Mid week update

The 115th Congress took the reins yesterday, and efforts to repeal the Affordable Care Act are underway.  The FEHBlog finds interesting the House of Representative’s efforts to strengthen Congress’s authority over the rulemaking authority of the regulatory agencies. This makes sense to the FEHBlog because the Constitution does give the legislative authority to Congress.  The House already has sent to the Senate a bill that would facilitate the Congressional override of Obama Administration regulations finalized over the past year (the Midnight Rules Act). The House also is actively considering a bill that would require Congressional and Presidential approval of major rules which by definition have an economic impact of $100 million or more on the national economy (the REINS Act). These laws supplement the in force Congressional Review Act.

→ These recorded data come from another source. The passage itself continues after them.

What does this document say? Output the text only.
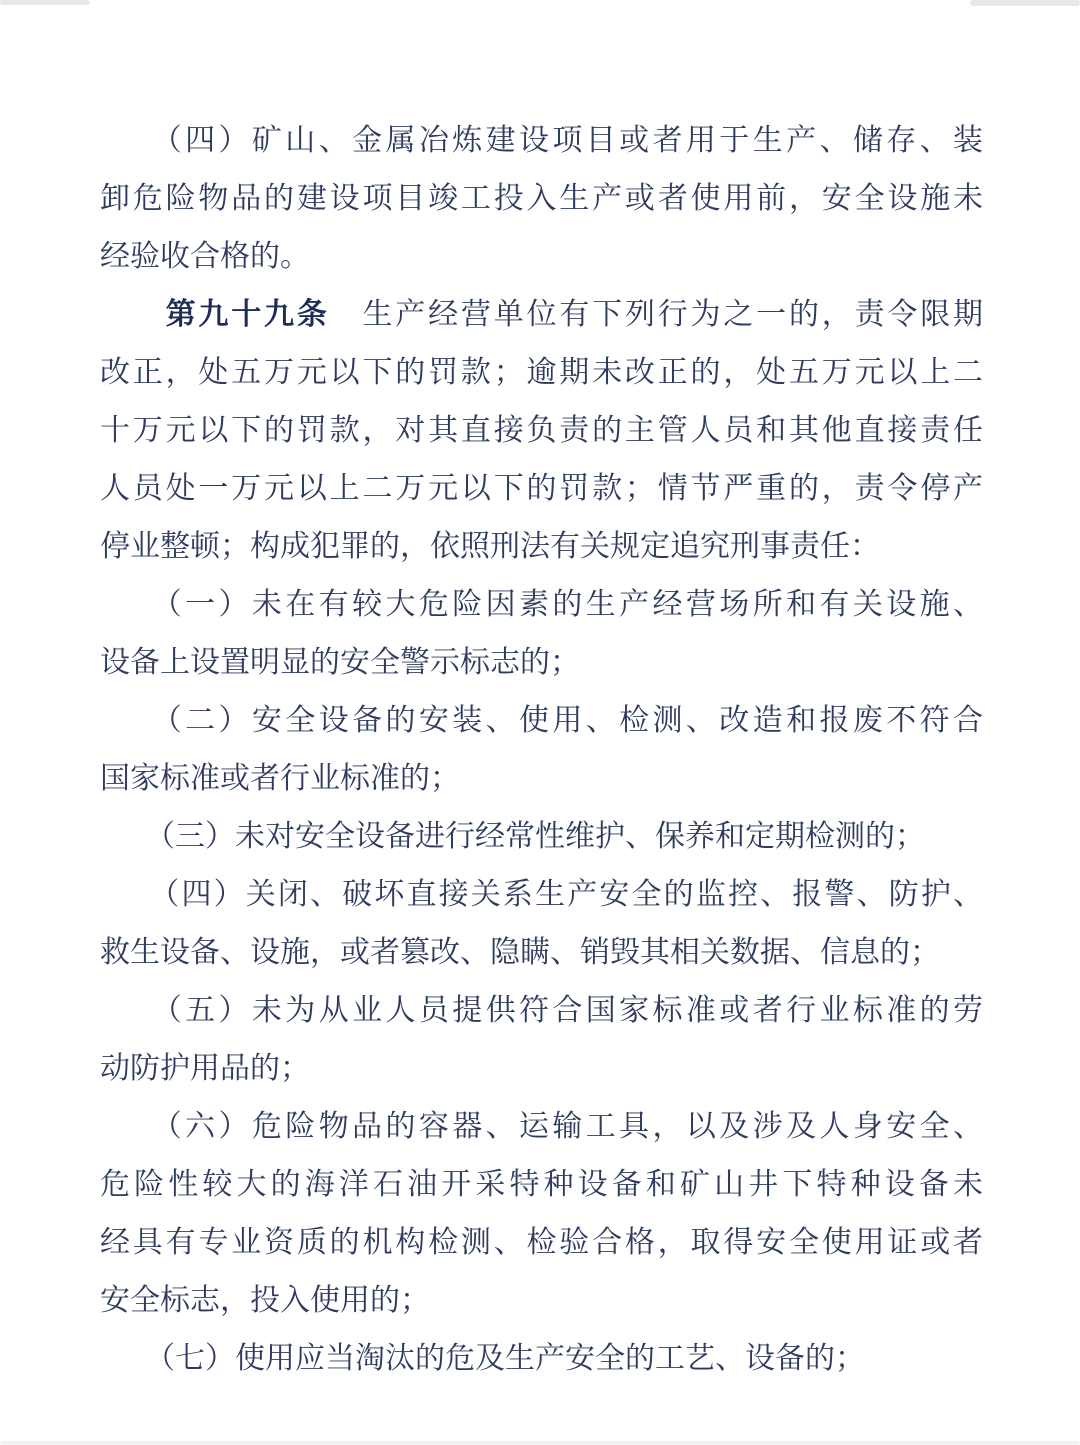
　　（四）矿山、金属冶炼建设项目或者用于生产、储存、装
卸危险物品的建设项目竣工投入生产或者使用前，安全设施未
经验收合格的。
　　第九十九条　生产经营单位有下列行为之一的，责令限期
改正，处五万元以下的罚款；逾期未改正的，处五万元以上二
十万元以下的罚款，对其直接负责的主管人员和其他直接责任
人员处一万元以上二万元以下的罚款；情节严重的，责令停产
停业整顿；构成犯罪的，依照刑法有关规定追究刑事责任：
　　（一）未在有较大危险因素的生产经营场所和有关设施、
设备上设置明显的安全警示标志的；
　　（二）安全设备的安装、使用、检测、改造和报废不符合
国家标准或者行业标准的；
　　（三）未对安全设备进行经常性维护、保养和定期检测的；
　　（四）关闭、破坏直接关系生产安全的监控、报警、防护、
救生设备、设施，或者篡改、隐瞒、销毁其相关数据、信息的；
　　（五）未为从业人员提供符合国家标准或者行业标准的劳
动防护用品的；
　　（六）危险物品的容器、运输工具，以及涉及人身安全、
危险性较大的海洋石油开采特种设备和矿山井下特种设备未
经具有专业资质的机构检测、检验合格，取得安全使用证或者
安全标志，投入使用的；
　　（七）使用应当淘汰的危及生产安全的工艺、设备的；
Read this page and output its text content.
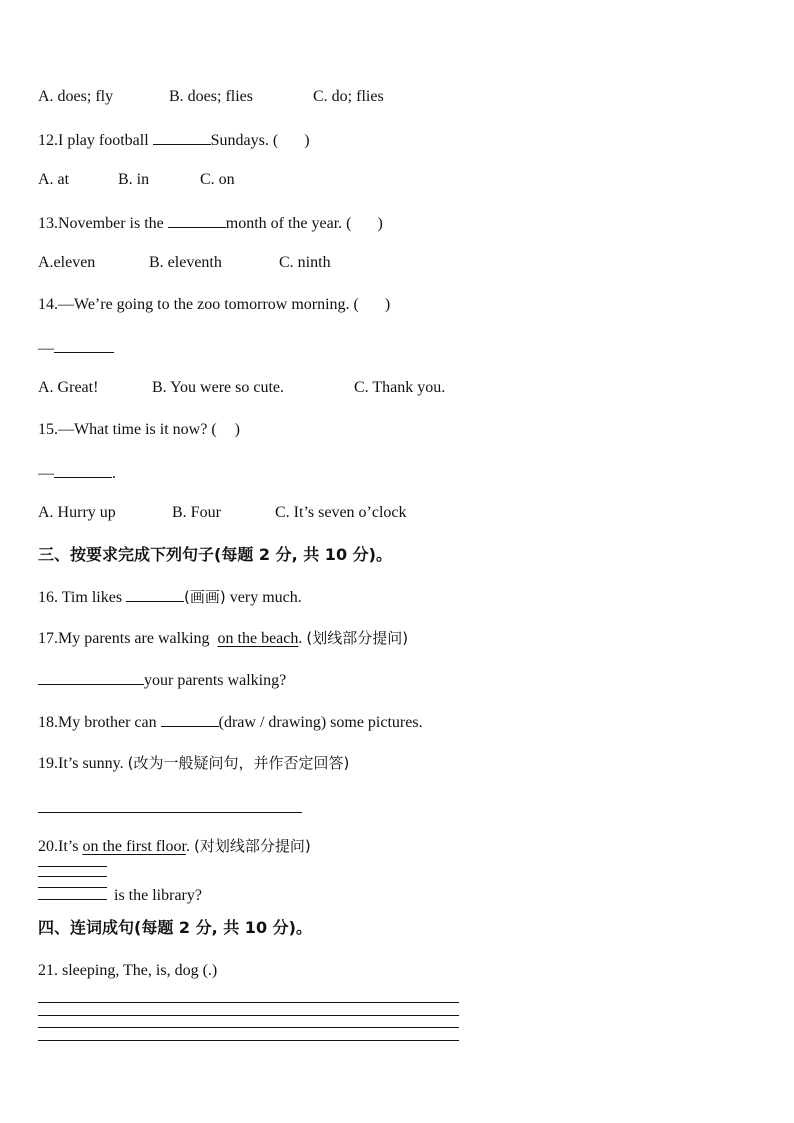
A. does; fly	B. does; flies	C. do; flies
12.I play football	Sundays. ( )
A. at	B. in	C. on
13.November is the	month of the year. ( )
A.eleven	B. eleventh	C. ninth
14.—We’re going to the zoo tomorrow morning. ( )
—
A. Great!	B. You were so cute.	C. Thank you.
15.—What time is it now? ( )
—	.
A. Hurry up	B. Four	C. It’s seven o’clock
三、按要求完成下列句子(每题 2 分, 共 10 分)。
16. Tim likes	(画画) very much.
17.My parents are walking on the beach. (划线部分提问)
your parents walking?
18.My brother can	(draw / drawing) some pictures.
19.It’s sunny. (改为一般疑问句，并作否定回答)
20.It’s on the first floor. (对划线部分提问)
is the library?
四、连词成句(每题 2 分, 共 10 分)。
21. sleeping, The, is, dog (.)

By design of its enactors, the Affordable Care Act has been implemented through reams of regulations and sub-regulatory guidance, e.g., the 35 (or XXXV) sets of Frequently Asked Questions which typically tightened the screws on insurers. When the Trump Administration takes the reins at the agencies that administer the ACA — the Health and Human Services Department, the Labor Department, and the Internal Revenue Service — the new leadership can scale back the existing rules following processes set forth under the Administrative Procedure Act. Assuming for example that Congress does not override the onerous HHS PHSA Section 1557 rule, new leadership at HHS can revise that rule by, for example, narrowing its scope, reinstating exhaustion of administrative remedies, etc.  What’s more, the new leadership can simply withdraw or rewrite the subregulatory guidance as desired.  Live by the simplicity of subregulatory guidance, etc. 
The FEHBlog does not plan to breathlessly track the course of the efforts to repeal and replace the ACA. He will discuss impact of the legislative process on the FEHBP as events warrant. 

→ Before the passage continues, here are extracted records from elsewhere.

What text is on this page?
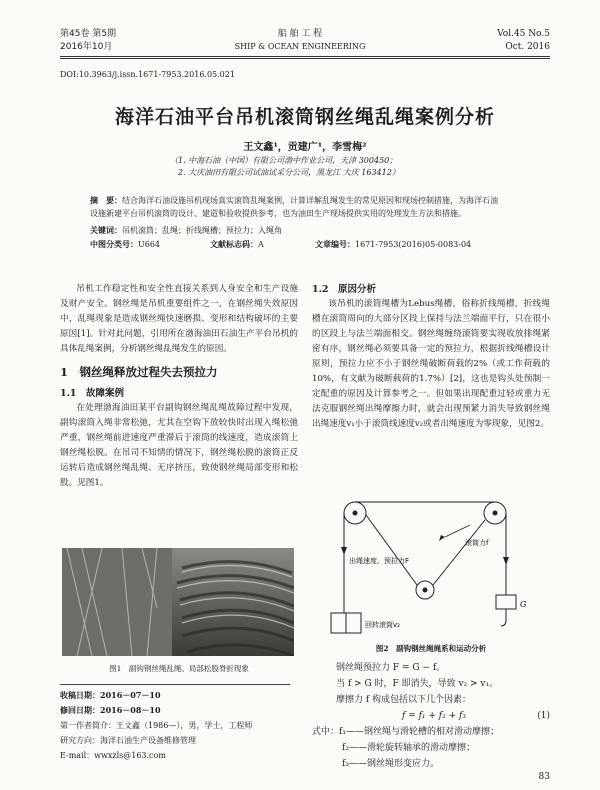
第45卷 第5期
2016年10月
船 舶 工 程
SHIP & OCEAN ENGINEERING
Vol.45 No.5
Oct. 2016
DOI:10.3963/j.issn.1671-7953.2016.05.021
海洋石油平台吊机滚筒钢丝绳乱绳案例分析
王文鑫¹，贡建广¹，李雪梅²
（1. 中海石油（中国）有限公司渤中作业公司，天津 300450；
2. 大庆油田有限公司试油试采分公司，黑龙江 大庆 163412）
摘　要：结合海洋石油设施吊机现场真实滚筒乱绳案例，计算详解乱绳发生的常见原因和现场控制措施，为海洋石油设施新建平台吊机滚筒的设计、建造和验收提供参考，也为油田生产现场提供实用的处理发生方法和措施。
关键词：吊机滚筒；乱绳；折线绳槽；预拉力；入绳角
中图分类号：U664	文献标志码：A	文章编号：1671-7953(2016)05-0083-04

吊机工作稳定性和安全性直接关系到人身安全和生产设施及财产安全。钢丝绳是吊机重要组件之一，在钢丝绳失效原因中，乱绳现象是造成钢丝绳快速磨损、变形和结构破坏的主要原因[1]。针对此问题，引用所在渤海油田石油生产平台吊机的具体乱绳案例，分析钢丝绳乱绳发生的原因。

1　钢丝绳释放过程失去预拉力
1.1　故障案例

在处理渤海油田某平台副钩钢丝绳乱绳故障过程中发现，副钩滚筒入绳非常松弛，尤其在空钩下放较快时出现入绳松弛严重，钢丝绳前进速度严重滞后于滚筒的线速度，造成滚筒上钢丝绳松脱。在吊司不知情的情况下，钢丝绳松脱的滚筒正反运转后造成钢丝绳乱绳、无序挤压，致使钢丝绳局部变形和松股。见图1。

图1　副钩钢丝绳乱绳、局部松股脊折现象
收稿日期：2016－07－10
修回日期：2016－08－10
第一作者简介：王文鑫（1986—），男，学士，工程师
研究方向：海洋石油生产设备维修管理
E-mail：wwxzls@163.com
1.2　原因分析

该吊机的滚筒绳槽为Lebus绳槽，俗称折线绳槽，折线绳槽在滚筒周向的大部分区段上保持与法兰端面平行，只在很小的区段上与法兰端面相交。钢丝绳缠绕滚筒要实现收放排绳紧密有序，钢丝绳必须要具备一定的预拉力，根据折线绳槽设计原则，预拉力应不小于钢丝绳破断荷载的2%（或工作荷载的10%，有文献为破断载荷的1.7%）[2]，这也是钩头处预制一定配重的原因及计算参考之一。但如果出现配重过轻或重力无法克服钢丝绳出绳摩擦力时，就会出现预紧力消失导致钢丝绳出绳速度v₁小于滚筒线速度v₂或者出绳速度为零现象，见图2。

出绳速度、预拉力F
滚筒力f
G
回转滚筒v₂
图2　副钩钢丝绳绳系和运动分析
钢丝绳预拉力 F = G − f。
当 f > G 时，F 即消失，导致 v₂ > v₁。
摩擦力 f 构成包括以下几个因素：
f = f₁ + f₂ + f₃	(1)
式中：f₁——钢丝绳与滑轮槽的相对滑动摩擦；
f₂——滑轮旋转轴承的滑动摩擦；
f₃——钢丝绳形变应力。
83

The FEHBlog has discovered that Title VII of the FY 2017 National Defense Authorization Act includes a boatload of TRICARE changes. Section 712, for example, requires the Defense Secretary to report to Congress in June 2017 about the best way to offer coverage to military reservists and their families. One of the options is allowing those folks to enroll in the FEHBP. 
In the mid-1990s, the Defense Department encountered a problem in providing coverage to military retirees who are not eligible for Medicare. Congress created a pilot program in the FEHBP which provided for FEHBP carriers to set up separate plans for these retirees. The pilot program was an epic fail because the premiums were too darn high. At the turn of the century, Congress created an expensive TRICARE for Life program for these retirees.  Interestingly, Section 715 of the NDAA provides entry for these retirees into the Federal Employees Dental and Vision Insurance Program in 2018.  That’s what should have be done at the turn of the century.  Adding Indian tribal employees to the FEHBP risk pools has worked out fine.  (Not every ACA change was wrongheaded). 
Section 712 of the NDAA also authorizes the Defense Secretary and the OPM Director to create a separate health insurance marketplace for the reservists modeled on the FEHBP. That idea strikes the FEHBlog as an opportunity to repeat the failure of the similar military retiree pilot program in the 1990s.  But no one on the Hill asked the FEHBlog.